11.4 Force Majeure. Neither party shall be liable by reason of any failure or delay in the performance of its obligations hereunder for any cause beyond the reasonable control of such party, including but not limited to electrical outages, failure of Internet service providers, riots, insurrection, war (or similar), fires, flood, earthquakes, explosions, and other acts of God.

11.5 Severability/Waiver. If any provision of this Agreement is held by any court of competent jurisdiction to be illegal, null or void or against public policy, the remaining provisions of this Agreement shall remain in full force and effect. The parties shall in good faith attempt to modify any invalidated provision to carry out the stated intentions in this Agreement. The waiver of any breach of any provision under this Agreement by any party shall not be deemed to be a waiver of any preceding or subsequent breach, nor shall any waiver constitute a continuing waiver.

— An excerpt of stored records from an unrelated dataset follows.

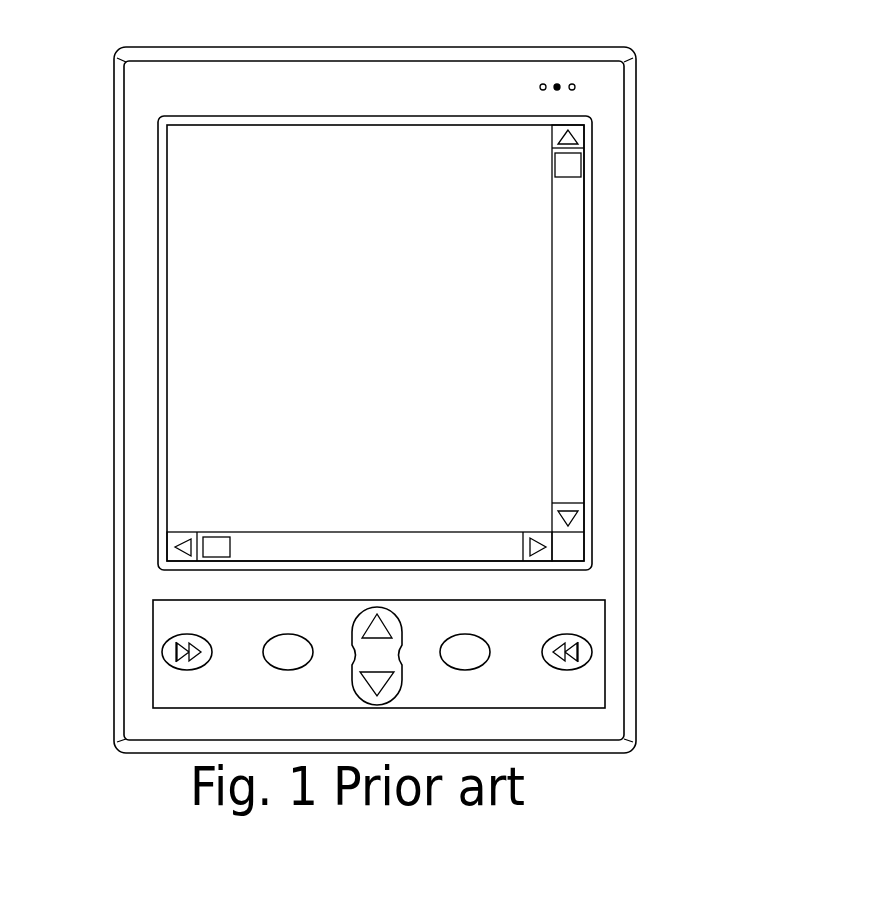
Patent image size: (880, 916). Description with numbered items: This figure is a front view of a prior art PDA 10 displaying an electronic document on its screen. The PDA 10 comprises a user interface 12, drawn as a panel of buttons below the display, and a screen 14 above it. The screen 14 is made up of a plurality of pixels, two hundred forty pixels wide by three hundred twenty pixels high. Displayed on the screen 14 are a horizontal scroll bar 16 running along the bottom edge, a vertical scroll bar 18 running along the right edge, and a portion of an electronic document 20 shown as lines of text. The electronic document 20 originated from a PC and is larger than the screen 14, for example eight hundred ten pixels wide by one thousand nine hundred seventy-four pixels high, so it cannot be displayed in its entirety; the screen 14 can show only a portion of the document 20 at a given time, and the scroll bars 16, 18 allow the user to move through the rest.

The PDA 10 is at (655, 136).
The user interface 12 is at (567, 695).
The screen 14 is at (160, 232).
The horizontal scroll bar 16 is at (265, 548).
The vertical scroll bar 18 is at (563, 245).
The electronic document 20 is at (515, 452).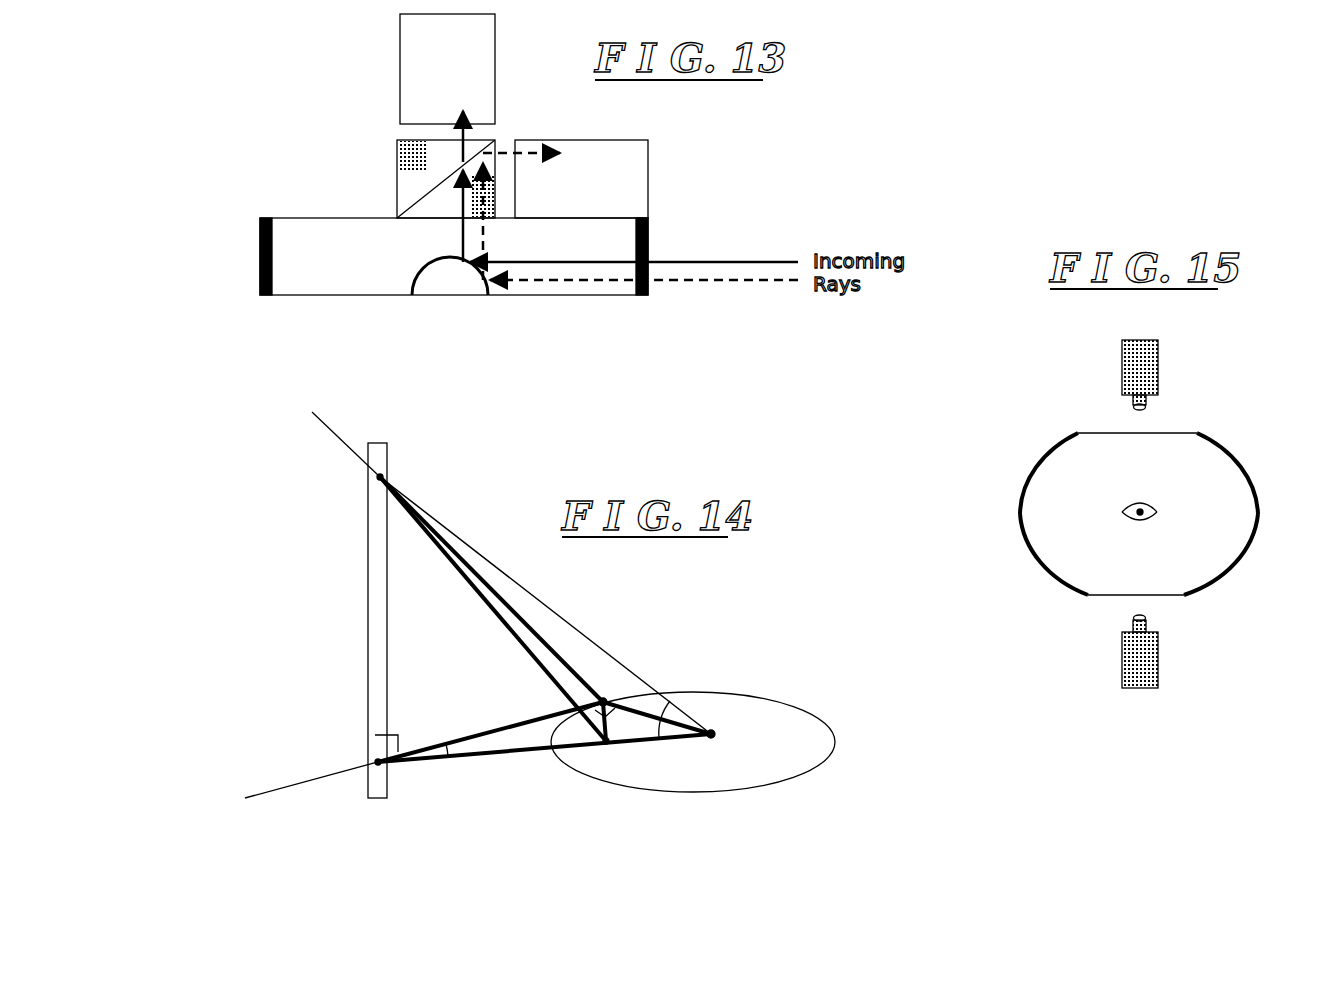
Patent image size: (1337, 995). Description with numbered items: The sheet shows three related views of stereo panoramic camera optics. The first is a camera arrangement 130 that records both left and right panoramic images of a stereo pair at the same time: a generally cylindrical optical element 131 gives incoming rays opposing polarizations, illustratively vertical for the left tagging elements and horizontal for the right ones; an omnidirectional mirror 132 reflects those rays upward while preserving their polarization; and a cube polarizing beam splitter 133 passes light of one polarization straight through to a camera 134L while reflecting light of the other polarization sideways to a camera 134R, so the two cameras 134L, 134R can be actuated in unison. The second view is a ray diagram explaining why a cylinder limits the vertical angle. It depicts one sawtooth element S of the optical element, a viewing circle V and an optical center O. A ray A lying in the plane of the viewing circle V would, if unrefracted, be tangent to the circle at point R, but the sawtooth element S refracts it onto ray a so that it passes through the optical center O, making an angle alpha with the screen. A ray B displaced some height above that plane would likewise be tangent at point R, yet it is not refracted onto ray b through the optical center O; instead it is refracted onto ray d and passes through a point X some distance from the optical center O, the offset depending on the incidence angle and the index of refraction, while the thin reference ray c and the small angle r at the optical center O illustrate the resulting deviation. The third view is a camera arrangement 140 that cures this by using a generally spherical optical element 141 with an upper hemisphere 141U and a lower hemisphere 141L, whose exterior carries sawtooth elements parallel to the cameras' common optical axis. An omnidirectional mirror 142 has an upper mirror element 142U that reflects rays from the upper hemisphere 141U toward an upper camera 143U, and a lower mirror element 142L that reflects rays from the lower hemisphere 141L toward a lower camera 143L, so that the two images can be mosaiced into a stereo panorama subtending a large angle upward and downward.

In FIG. 13, the camera arrangement 130 is at (309, 90).
In FIG. 13, the optical element 131 is at (260, 258).
In FIG. 13, the omnidirectional mirror 132 is at (412, 286).
In FIG. 13, the cube polarizing beam splitter 133 is at (397, 163).
In FIG. 13, the camera 134L is at (496, 56).
In FIG. 13, the camera 134R is at (648, 165).
In FIG. 14, the sawtooth element S is at (375, 624).
In FIG. 14, the ray A is at (375, 760).
In FIG. 14, the ray B is at (370, 470).
In FIG. 14, the optical center O is at (716, 735).
In FIG. 14, the point R is at (617, 690).
In FIG. 14, the point X is at (610, 744).
In FIG. 14, the viewing circle V is at (760, 698).
In FIG. 14, the ray a is at (495, 757).
In FIG. 14, the ray b is at (546, 644).
In FIG. 14, the ray c is at (564, 621).
In FIG. 14, the ray d is at (548, 673).
In FIG. 14, the angle r is at (628, 724).
In FIG. 14, the angle alpha is at (481, 741).
In FIG. 15, the camera arrangement 140 is at (988, 412).
In FIG. 15, the spherical optical element 141 is at (1148, 514).
In FIG. 15, the upper hemisphere of optical element 141U is at (1238, 459).
In FIG. 15, the lower hemisphere of optical element 141L is at (1247, 554).
In FIG. 15, the omnidirectional mirror 142 is at (1139, 519).
In FIG. 15, the upper mirror element 142U is at (1148, 504).
In FIG. 15, the lower mirror element 142L is at (1105, 545).
In FIG. 15, the upper camera 143U is at (1158, 358).
In FIG. 15, the lower camera 143L is at (1158, 656).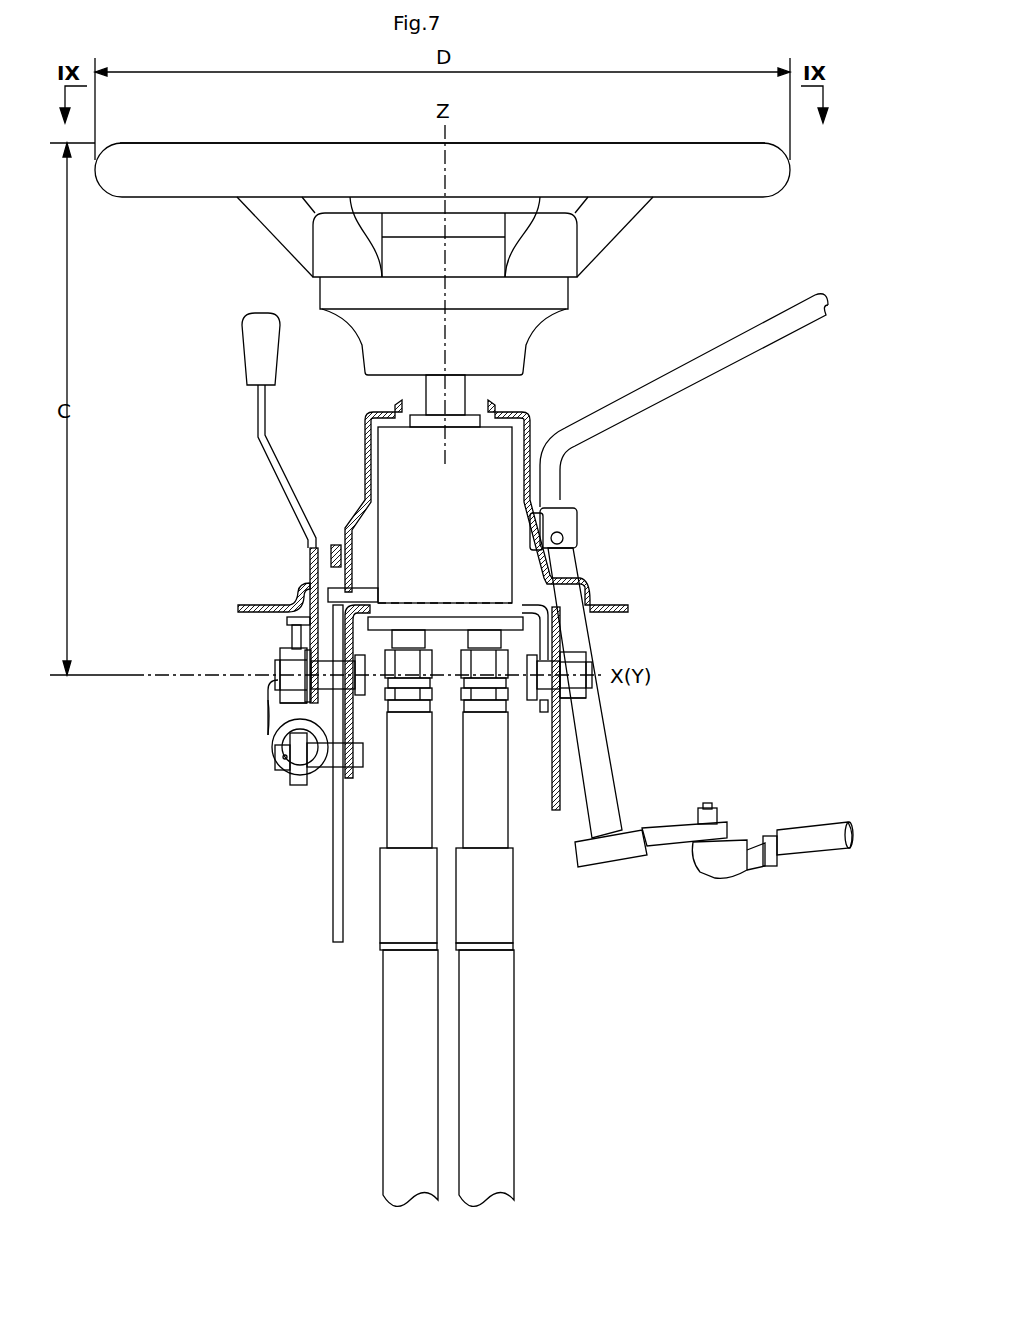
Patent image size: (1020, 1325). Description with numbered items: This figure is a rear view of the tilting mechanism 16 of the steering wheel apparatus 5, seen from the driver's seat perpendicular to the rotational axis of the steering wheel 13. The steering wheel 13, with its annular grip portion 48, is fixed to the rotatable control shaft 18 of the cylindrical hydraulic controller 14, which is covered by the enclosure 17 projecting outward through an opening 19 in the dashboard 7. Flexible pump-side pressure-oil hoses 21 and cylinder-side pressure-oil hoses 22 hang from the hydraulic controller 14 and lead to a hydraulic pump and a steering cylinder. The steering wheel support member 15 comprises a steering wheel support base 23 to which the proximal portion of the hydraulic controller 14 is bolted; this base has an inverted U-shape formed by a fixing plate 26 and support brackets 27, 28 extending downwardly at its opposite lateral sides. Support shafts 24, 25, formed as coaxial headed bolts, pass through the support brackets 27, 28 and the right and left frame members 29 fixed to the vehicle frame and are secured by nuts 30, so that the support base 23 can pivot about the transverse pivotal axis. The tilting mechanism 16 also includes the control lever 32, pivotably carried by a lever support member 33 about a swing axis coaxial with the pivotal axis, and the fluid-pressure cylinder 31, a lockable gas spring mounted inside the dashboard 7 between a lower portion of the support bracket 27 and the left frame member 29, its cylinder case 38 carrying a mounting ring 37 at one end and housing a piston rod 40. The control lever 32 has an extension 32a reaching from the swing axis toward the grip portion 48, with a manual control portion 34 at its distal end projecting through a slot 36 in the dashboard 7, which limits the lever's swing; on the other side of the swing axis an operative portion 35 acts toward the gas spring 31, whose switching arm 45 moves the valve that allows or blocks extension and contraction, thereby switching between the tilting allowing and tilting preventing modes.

The steering wheel apparatus 5 is at (697, 120).
The grip portion 48 is at (537, 148).
The steering wheel 13 is at (292, 232).
The rotatable control shaft 18 is at (458, 388).
The enclosure 17 is at (366, 440).
The hydraulic controller 14 is at (388, 468).
The opening 19 is at (344, 553).
The extension 32a is at (308, 492).
The control lever 32 is at (233, 466).
The manual control portion 34 is at (248, 362).
The slot 36 is at (312, 562).
The dashboard 7 is at (612, 606).
The operative portion 35 is at (298, 616).
The switching arm 45 is at (290, 630).
The piston rod 40 is at (284, 648).
The support shaft 24 is at (280, 672).
The support shaft 25 is at (562, 654).
The lever support member 33 is at (435, 666).
The cylinder case 38 is at (265, 694).
The nut 30 is at (292, 706).
The fluid-pressure cylinder 31 is at (262, 736).
The mounting ring 37 is at (297, 777).
The support bracket 27 is at (352, 780).
The frame member 29 is at (333, 845).
The fixing plate 26 is at (535, 600).
The support bracket 28 is at (541, 705).
The steering wheel support member 15 is at (558, 576).
The steering wheel support base 23 is at (679, 435).
The tilting mechanism 16 is at (590, 715).
The pump-side pressure-oil hose 21 is at (393, 1063).
The cylinder-side pressure-oil hose 22 is at (503, 1052).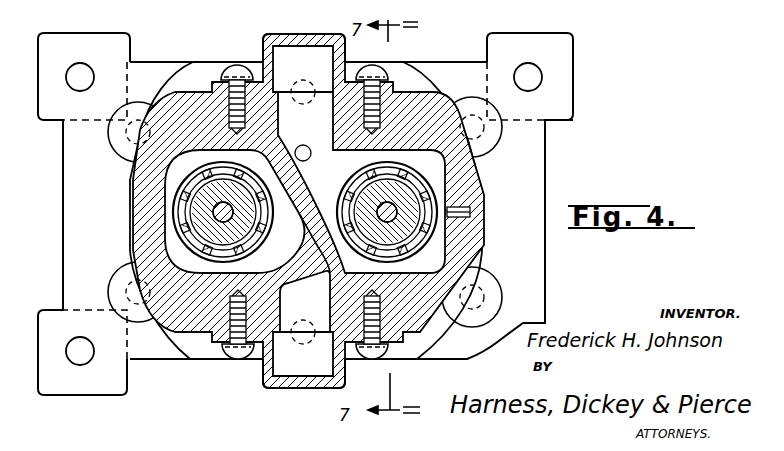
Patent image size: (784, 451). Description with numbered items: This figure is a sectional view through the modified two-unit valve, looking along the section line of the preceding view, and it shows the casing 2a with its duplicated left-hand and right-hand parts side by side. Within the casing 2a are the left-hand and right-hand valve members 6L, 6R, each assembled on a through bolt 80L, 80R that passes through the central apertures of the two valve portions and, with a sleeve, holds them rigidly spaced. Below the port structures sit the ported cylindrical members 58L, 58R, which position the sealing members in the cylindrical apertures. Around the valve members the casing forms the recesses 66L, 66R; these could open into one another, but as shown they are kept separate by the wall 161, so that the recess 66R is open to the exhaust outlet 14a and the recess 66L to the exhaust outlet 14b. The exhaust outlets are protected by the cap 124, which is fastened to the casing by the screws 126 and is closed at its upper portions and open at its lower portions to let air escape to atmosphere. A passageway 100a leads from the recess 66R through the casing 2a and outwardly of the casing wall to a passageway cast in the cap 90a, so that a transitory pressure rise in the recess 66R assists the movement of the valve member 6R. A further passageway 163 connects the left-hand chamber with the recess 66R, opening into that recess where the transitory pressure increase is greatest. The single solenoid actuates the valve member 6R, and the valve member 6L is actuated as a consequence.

The casing 2a is at (487, 188).
The valve member 6L is at (214, 190).
The valve member 6R is at (387, 190).
The outlet 14a is at (290, 95).
The outlet 14b is at (318, 314).
The cylindrical member 58L is at (180, 221).
The cylindrical member 58R is at (430, 220).
The recess 66L is at (217, 278).
The recess 66R is at (388, 272).
The through bolt 80L is at (250, 254).
The through bolt 80R is at (383, 200).
The cap 90a is at (547, 150).
The passageway 100a is at (301, 162).
The cap 124 is at (263, 40).
The screws 126 is at (377, 66).
The wall 161 is at (317, 247).
The passageway 163 is at (458, 212).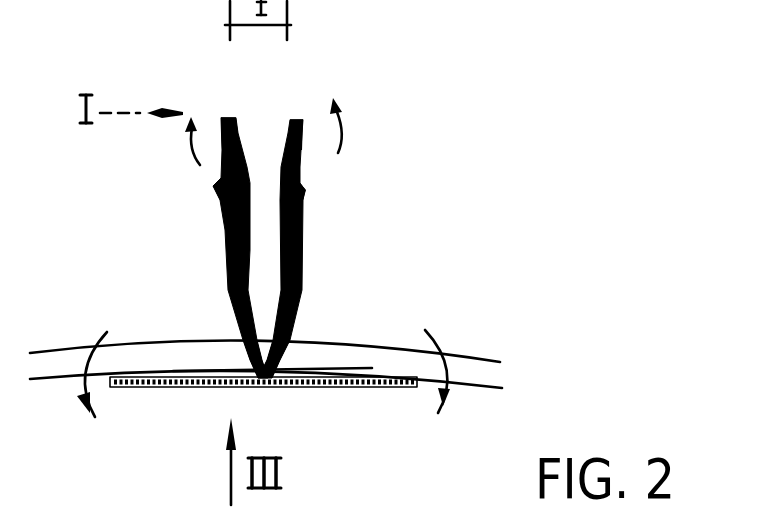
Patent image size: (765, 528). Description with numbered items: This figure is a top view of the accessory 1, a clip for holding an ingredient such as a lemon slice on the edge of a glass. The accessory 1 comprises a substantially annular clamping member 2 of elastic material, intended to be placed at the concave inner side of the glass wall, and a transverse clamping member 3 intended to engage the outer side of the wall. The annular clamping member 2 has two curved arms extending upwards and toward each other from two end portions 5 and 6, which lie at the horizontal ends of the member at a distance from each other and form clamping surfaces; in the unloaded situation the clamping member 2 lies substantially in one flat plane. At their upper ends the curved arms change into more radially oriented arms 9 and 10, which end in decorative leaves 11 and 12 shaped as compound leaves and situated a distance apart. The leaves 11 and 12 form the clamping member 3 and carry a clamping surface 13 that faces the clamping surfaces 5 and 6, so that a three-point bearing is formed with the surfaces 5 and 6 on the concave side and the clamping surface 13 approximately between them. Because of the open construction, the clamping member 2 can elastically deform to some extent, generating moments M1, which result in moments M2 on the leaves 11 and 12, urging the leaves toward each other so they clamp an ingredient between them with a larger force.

The accessory 1 is at (152, 210).
The clamping member 2 is at (490, 403).
The clamping member 3 is at (362, 209).
The end portion 5 is at (167, 375).
The end portion 6 is at (380, 370).
The arm 9 is at (250, 355).
The arm 10 is at (270, 363).
The leaf 11 is at (222, 132).
The leaf 12 is at (302, 157).
The clamping surface 13 is at (226, 292).
The moments M1 is at (259, 355).
The moments M2 is at (269, 150).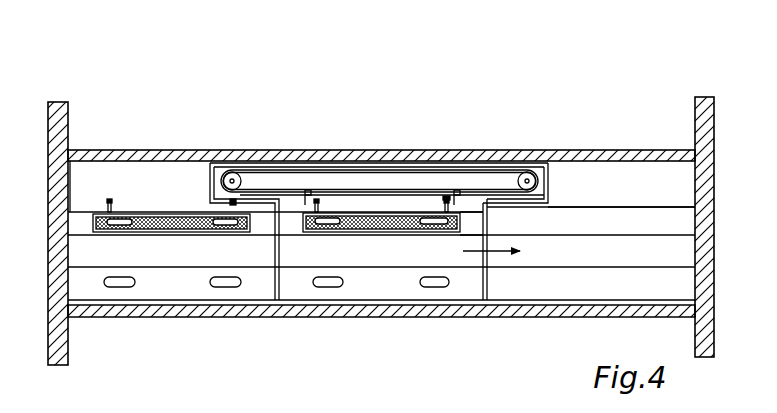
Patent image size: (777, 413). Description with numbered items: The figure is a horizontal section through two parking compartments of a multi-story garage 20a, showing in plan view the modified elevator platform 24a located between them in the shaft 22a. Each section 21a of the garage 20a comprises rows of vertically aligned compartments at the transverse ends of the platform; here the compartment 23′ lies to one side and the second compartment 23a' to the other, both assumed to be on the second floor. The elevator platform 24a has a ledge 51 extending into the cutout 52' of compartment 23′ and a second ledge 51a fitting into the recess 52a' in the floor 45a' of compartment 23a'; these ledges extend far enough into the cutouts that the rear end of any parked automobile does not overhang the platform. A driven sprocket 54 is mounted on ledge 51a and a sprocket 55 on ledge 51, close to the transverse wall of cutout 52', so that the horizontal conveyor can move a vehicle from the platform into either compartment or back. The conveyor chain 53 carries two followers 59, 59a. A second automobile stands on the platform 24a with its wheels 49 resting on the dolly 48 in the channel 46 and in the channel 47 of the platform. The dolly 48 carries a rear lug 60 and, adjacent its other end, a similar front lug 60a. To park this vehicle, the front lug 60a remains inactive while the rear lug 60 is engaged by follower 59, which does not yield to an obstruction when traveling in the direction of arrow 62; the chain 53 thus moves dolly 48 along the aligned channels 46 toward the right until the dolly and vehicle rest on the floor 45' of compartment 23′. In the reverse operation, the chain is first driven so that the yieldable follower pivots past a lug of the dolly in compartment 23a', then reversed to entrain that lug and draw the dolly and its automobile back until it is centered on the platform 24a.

The garage 20a is at (502, 55).
The section 21a is at (50, 262).
The shaft 22a is at (432, 320).
The compartment 23′ is at (636, 150).
The second compartment 23a' is at (381, 346).
The elevator platform 24a is at (363, 255).
The floor 45' is at (622, 135).
The floor 45a' is at (104, 138).
The channel 46 is at (473, 220).
The channel 47 is at (478, 288).
The dolly 48 is at (167, 217).
The wheels 49 is at (113, 222).
The ledge 51 is at (551, 190).
The second ledge 51a is at (203, 223).
The cutout 52' is at (433, 129).
The recess 52a' is at (232, 182).
The chain 53 is at (383, 170).
The driven sprocket 54 is at (233, 178).
The sprocket 55 is at (527, 178).
The follower 59 is at (310, 200).
The follower 59a is at (457, 192).
The lug 60 is at (108, 202).
The lug 60a is at (235, 205).
The arrow 62 is at (500, 252).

11.6 Assignment and Acknowledgement. Neither party may assign this Agreement without the prior express written permission of the other party. Your use of the Network Service is irrefutable acknowledgement by You that You have read, understood and agreed to each and every term and provision of this Agreement. LME may establish from time to time rules and regulations regarding use of the Network Service as published on the Network Service and are incorporated herein.

Forward-Looking Statements:

The Site may now, or hereafter from time to time, contain certain statements or information with respect to (i) the projection of revenues, income, earnings per share, capital expenditures, dividends, capital structure, or other financial items relating to us; (ii) our plans, objectives and/or projections for future operations, including those relating to our products or services; (iii) our future economic performance; and (iv) other projections, estimates or forward-looking statements relating to us. All such statements and information are forward-looking statements within the meanings of Section 27A of the Securities Act of 1933, as amended, and Section 21E of the Securities Exchange Act of 1934, as amended. Such forward-looking statements are based upon, or will be based upon, our judgment with respect to future events and are subject to a number of uncertainties and risks that could cause actual results or circumstances to differ materially from those expressed in the forward-looking statements. For further detail and information concerning such risks and uncertainties, please consult our reports and other documents and information now and hereafter on file with the Securities and Exchange Commission.

IF YOU ARE AN INDIVIDUAL, YOU REPRESENT AND WARRANT THAT YOU WERE AT LEAST 18 YEARS OF AGE ON THE EFFECTIVE DATE OF THIS AGREEMENT.